Perhaps in a show that the past is indeed the past, Boras asked "Was there a problem before?"
Ellsbury was taking batting practice, and Boras claims that, once he can consistently take BP, that it's likely Ellsbury can take the next step in his rehab, and be that much closer to a return.
As for Daisuke Matsuzaka, another Boras client, it sounds as if he plans to remain in Major League Baseball after his six-year contract with the Red Sox comes to an end at the conclusion of the 2012 campaign. Boras stated that, "we really didn't know he was pitching hurt that long," an allusion to Dice-K's struggles over the last couple of seasons, both in terms of staying healthy enough to pitch, and his inability to consistently produce in that stretch.
Dice-K does have a chance to make things right, as the team's fifth starter while Daniel Bard continues to work back from Pawtucket. It's unknown, though, whether Boston would be interested in the right-hander's services past this season.

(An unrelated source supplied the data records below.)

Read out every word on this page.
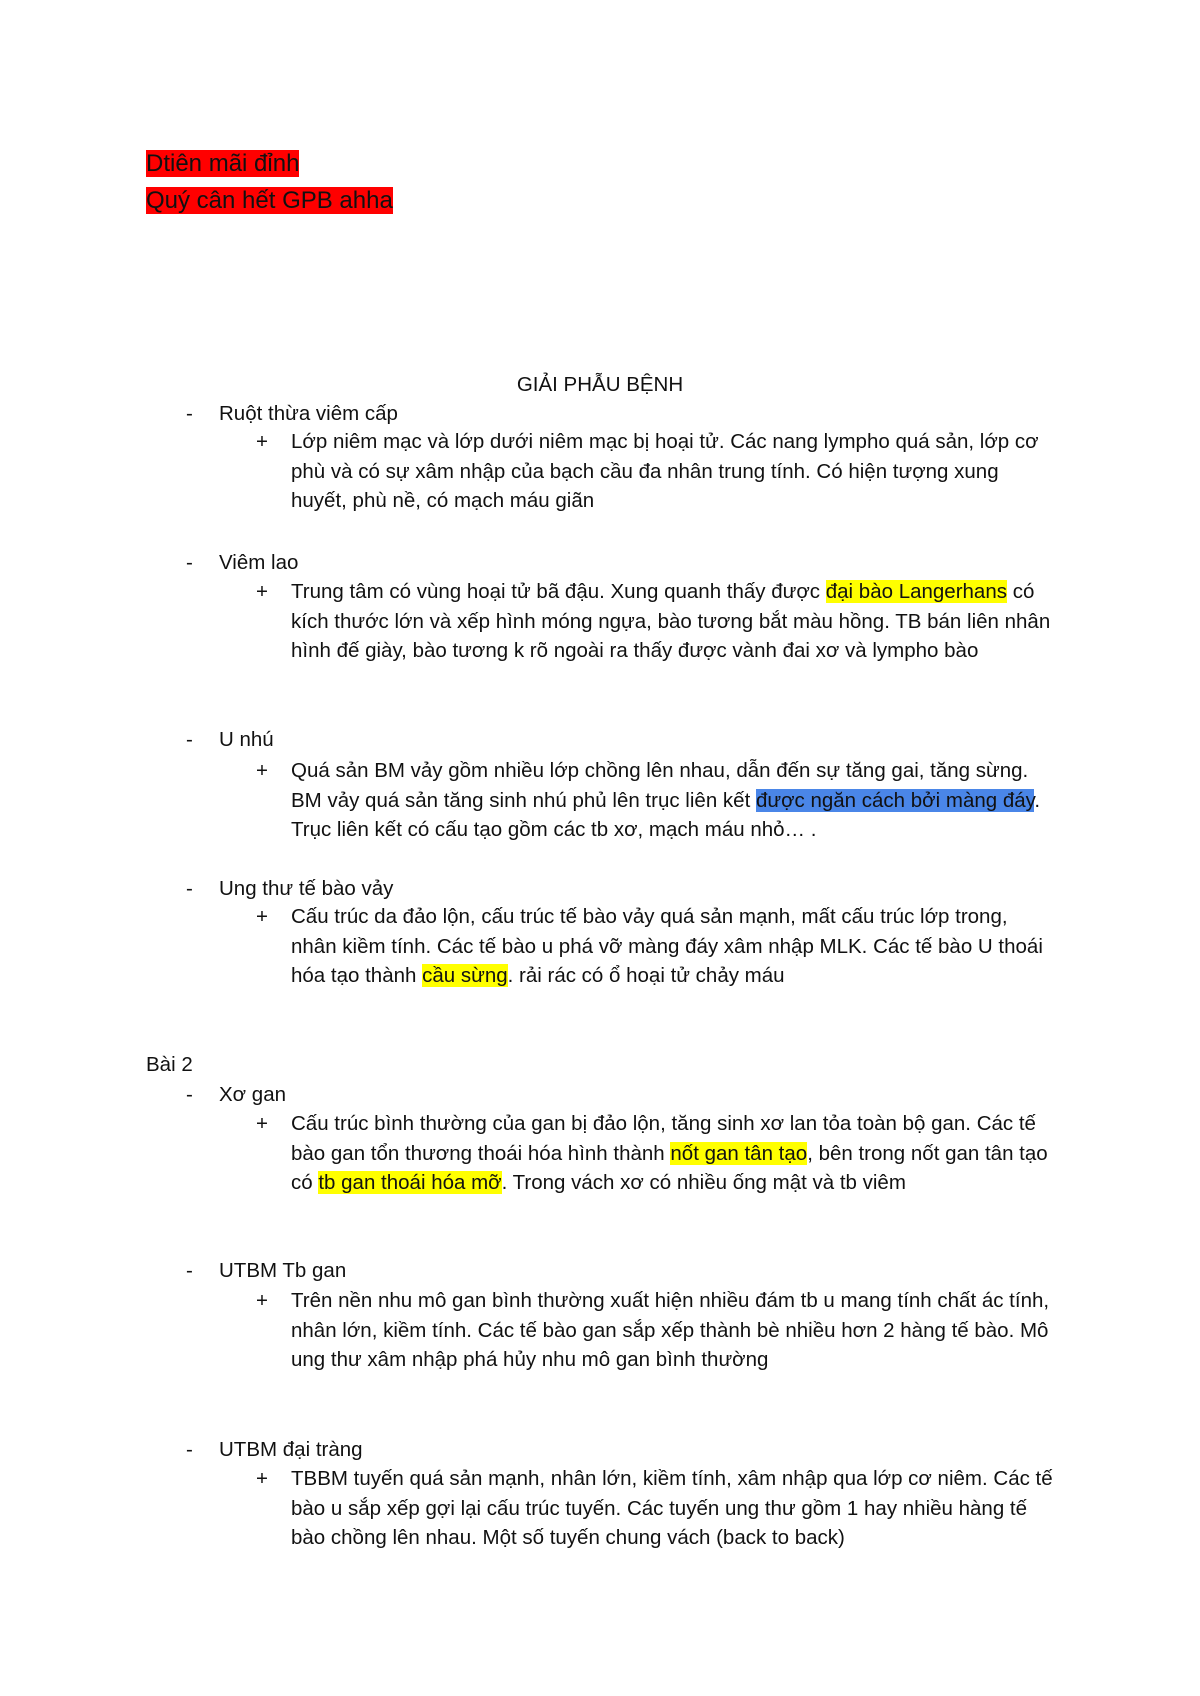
Dtiên mãi đỉnh
Quý cân hết GPB ahha
GIẢI PHẪU BỆNH
- Ruột thừa viêm cấp
+ Lớp niêm mạc và lớp dưới niêm mạc bị hoại tử. Các nang lympho quá sản, lớp cơ phù và có sự xâm nhập của bạch cầu đa nhân trung tính. Có hiện tượng xung huyết, phù nề, có mạch máu giãn
- Viêm lao
+ Trung tâm có vùng hoại tử bã đậu. Xung quanh thấy được đại bào Langerhans có kích thước lớn và xếp hình móng ngựa, bào tương bắt màu hồng. TB bán liên nhân hình đế giày, bào tương k rõ ngoài ra thấy được vành đai xơ và lympho bào
- U nhú
+ Quá sản BM vảy gồm nhiều lớp chồng lên nhau, dẫn đến sự tăng gai, tăng sừng. BM vảy quá sản tăng sinh nhú phủ lên trục liên kết được ngăn cách bởi màng đáy. Trục liên kết có cấu tạo gồm các tb xơ, mạch máu nhỏ… .
- Ung thư tế bào vảy
+ Cấu trúc da đảo lộn, cấu trúc tế bào vảy quá sản mạnh, mất cấu trúc lớp trong, nhân kiềm tính. Các tế bào u phá vỡ màng đáy xâm nhập MLK. Các tế bào U thoái hóa tạo thành cầu sừng. rải rác có ổ hoại tử chảy máu
Bài 2
- Xơ gan
+ Cấu trúc bình thường của gan bị đảo lộn, tăng sinh xơ lan tỏa toàn bộ gan. Các tế bào gan tổn thương thoái hóa hình thành nốt gan tân tạo, bên trong nốt gan tân tạo có tb gan thoái hóa mỡ. Trong vách xơ có nhiều ống mật và tb viêm
- UTBM Tb gan
+ Trên nền nhu mô gan bình thường xuất hiện nhiều đám tb u mang tính chất ác tính, nhân lớn, kiềm tính. Các tế bào gan sắp xếp thành bè nhiều hơn 2 hàng tế bào. Mô ung thư xâm nhập phá hủy nhu mô gan bình thường
- UTBM đại tràng
+ TBBM tuyến quá sản mạnh, nhân lớn, kiềm tính, xâm nhập qua lớp cơ niêm. Các tế bào u sắp xếp gợi lại cấu trúc tuyến. Các tuyến ung thư gồm 1 hay nhiều hàng tế bào chồng lên nhau. Một số tuyến chung vách (back to back)
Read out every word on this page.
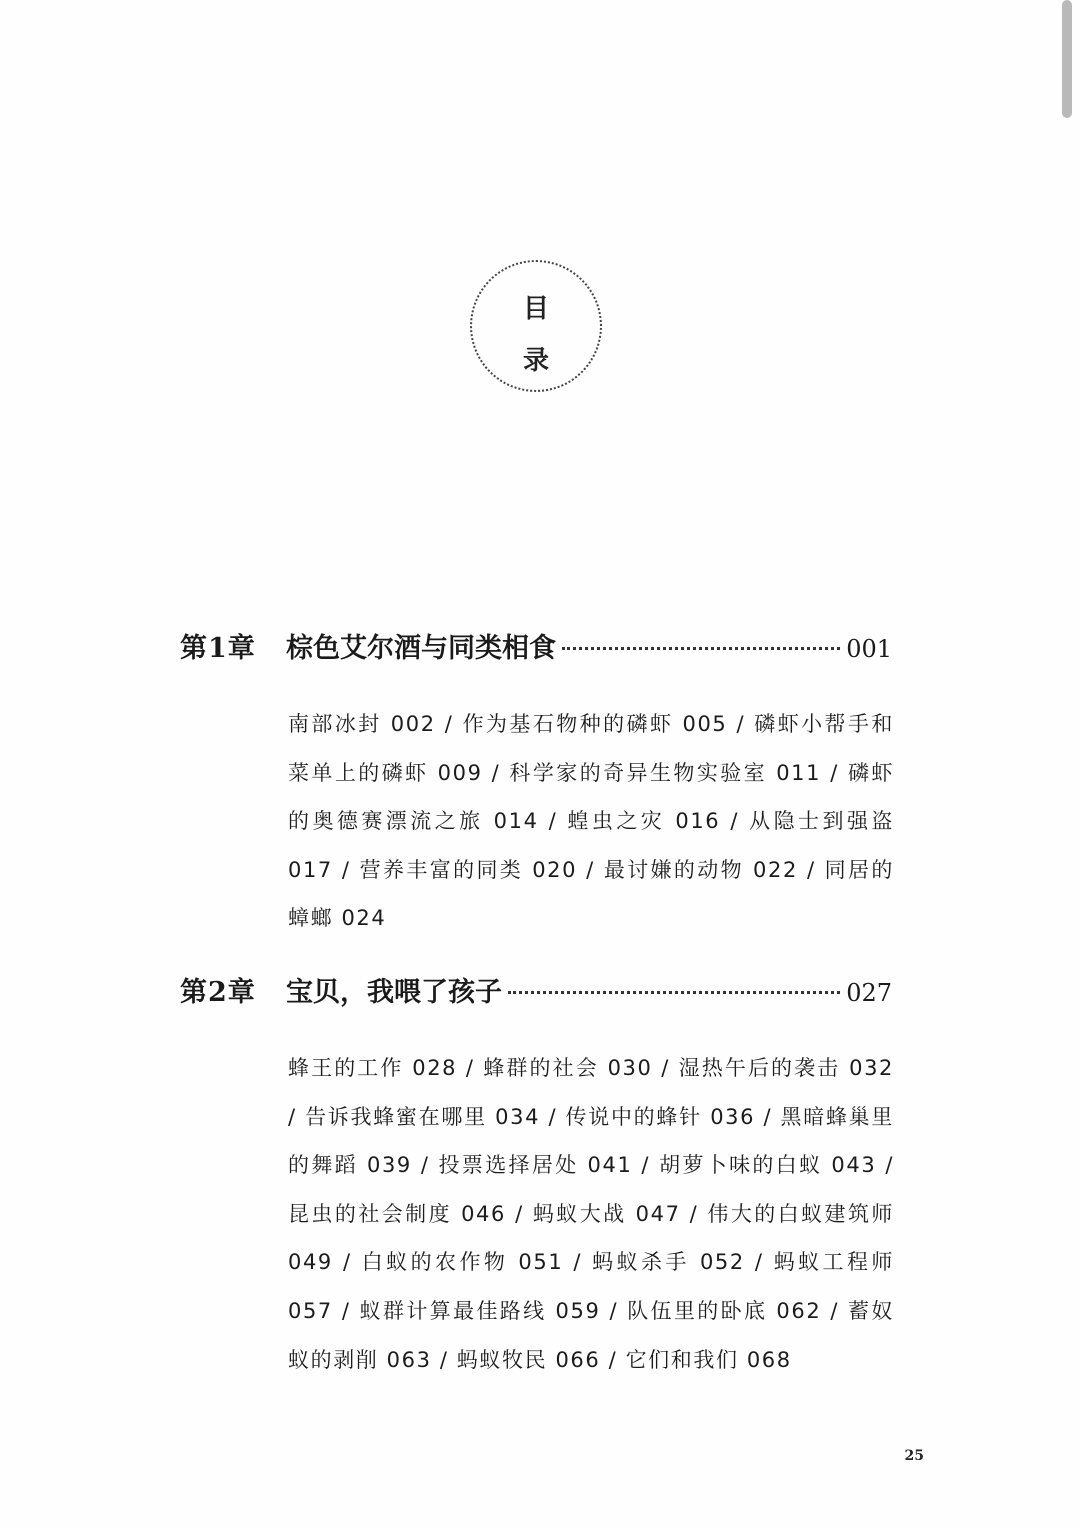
目
录
第1章	棕色艾尔酒与同类相食	001
南部冰封 002 / 作为基石物种的磷虾 005 / 磷虾小帮手和菜单上的磷虾 009 / 科学家的奇异生物实验室 011 / 磷虾的奥德赛漂流之旅 014 / 蝗虫之灾 016 / 从隐士到强盗 017 / 营养丰富的同类 020 / 最讨嫌的动物 022 / 同居的蟑螂 024
第2章	宝贝，我喂了孩子	027
蜂王的工作 028 / 蜂群的社会 030 / 湿热午后的袭击 032 / 告诉我蜂蜜在哪里 034 / 传说中的蜂针 036 / 黑暗蜂巢里的舞蹈 039 / 投票选择居处 041 / 胡萝卜味的白蚁 043 / 昆虫的社会制度 046 / 蚂蚁大战 047 / 伟大的白蚁建筑师 049 / 白蚁的农作物 051 / 蚂蚁杀手 052 / 蚂蚁工程师 057 / 蚁群计算最佳路线 059 / 队伍里的卧底 062 / 蓄奴蚁的剥削 063 / 蚂蚁牧民 066 / 它们和我们 068
25
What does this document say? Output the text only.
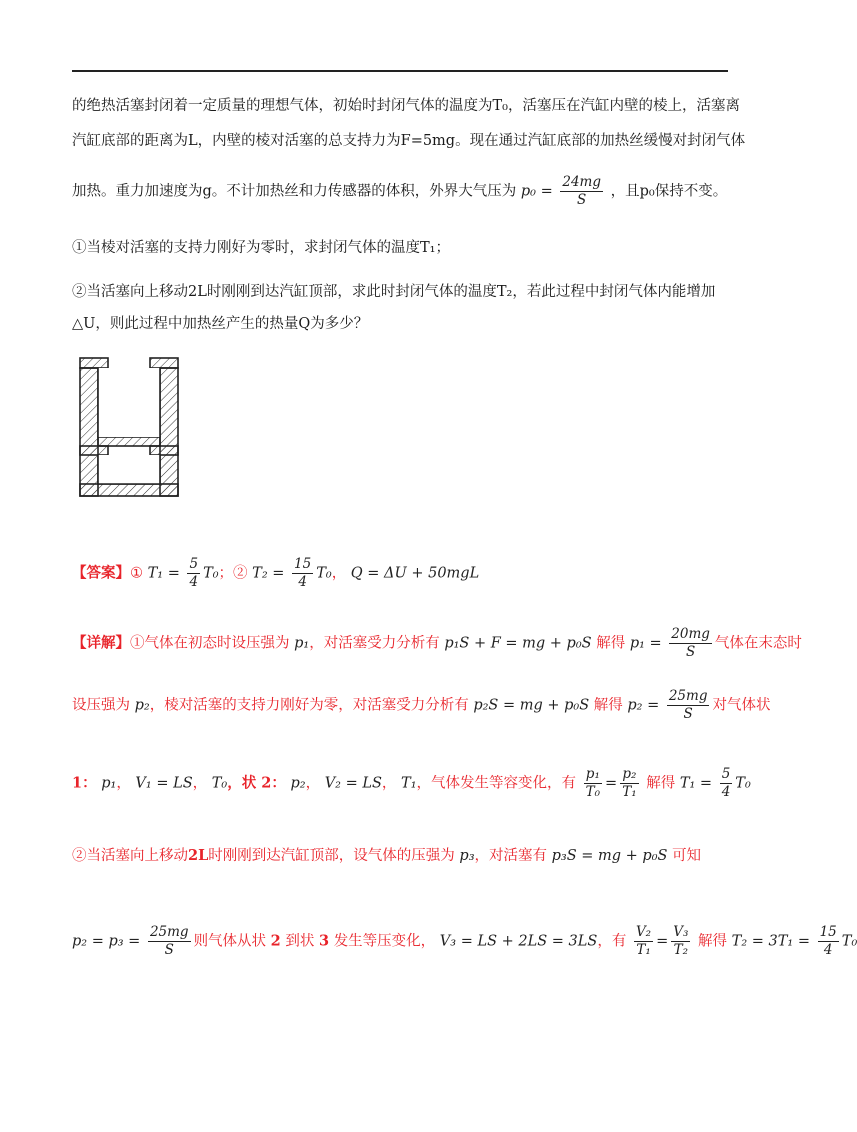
的绝热活塞封闭着一定质量的理想气体，初始时封闭气体的温度为T₀，活塞压在汽缸内壁的棱上，活塞离
汽缸底部的距离为L，内壁的棱对活塞的总支持力为F=5mg。现在通过汽缸底部的加热丝缓慢对封闭气体
加热。重力加速度为g。不计加热丝和力传感器的体积，外界大气压为 $p_0 = \frac{24mg}{S}$ ，且p₀保持不变。
①当棱对活塞的支持力刚好为零时，求封闭气体的温度T₁；
②当活塞向上移动2L时刚刚到达汽缸顶部，求此时封闭气体的温度T₂，若此过程中封闭气体内能增加
△U，则此过程中加热丝产生的热量Q为多少？
【答案】① $T_1 = \frac{5}{4} T_0$；② $T_2 = \frac{15}{4} T_0$， Q = ΔU + 50mgL
【详解】①气体在初态时设压强为 p₁，对活塞受力分析有 p₁S + F = mg + p₀S 解得 $p_1 = \frac{20mg}{S}$ 气体在末态时
设压强为 p₂，棱对活塞的支持力刚好为零，对活塞受力分析有 p₂S = mg + p₀S 解得 $p_2 = \frac{25mg}{S}$ 对气体状
1： p₁， V₁ = LS， T₀，状 2： p₂， V₂ = LS， T₁，气体发生等容变化，有 $\frac{\text{p₁}}{\text{T₀}} = \frac{\text{p₂}}{\text{T₁}}$ 解得 $T_1 = \frac{5}{4} T_0$
②当活塞向上移动2L时刚刚到达汽缸顶部，设气体的压强为 p₃，对活塞有 p₃S = mg + p₀S 可知
$p_2 = p_3 = \frac{25mg}{S}$ 则气体从状 2 到状 3 发生等压变化， V₃ = LS + 2LS = 3LS，有 $\frac{\text{V₂}}{\text{T₁}} = \frac{\text{V₃}}{\text{T₂}}$ 解得 $T_2 = 3T_1 = \frac{15}{4} T_0$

For all the insanity he causes Red Sox fans, he does own a career 107 ERA+, and has been very effective when actually healthy -- as rare as that situation seems to be as of late. It's likely that Dice-K will either be too ineffective for the Red Sox to want him, or so effective that someone else would rather pay up for his second MLB contract. But, it's just July -- it's too early to gauge the flow of the off-season just yet.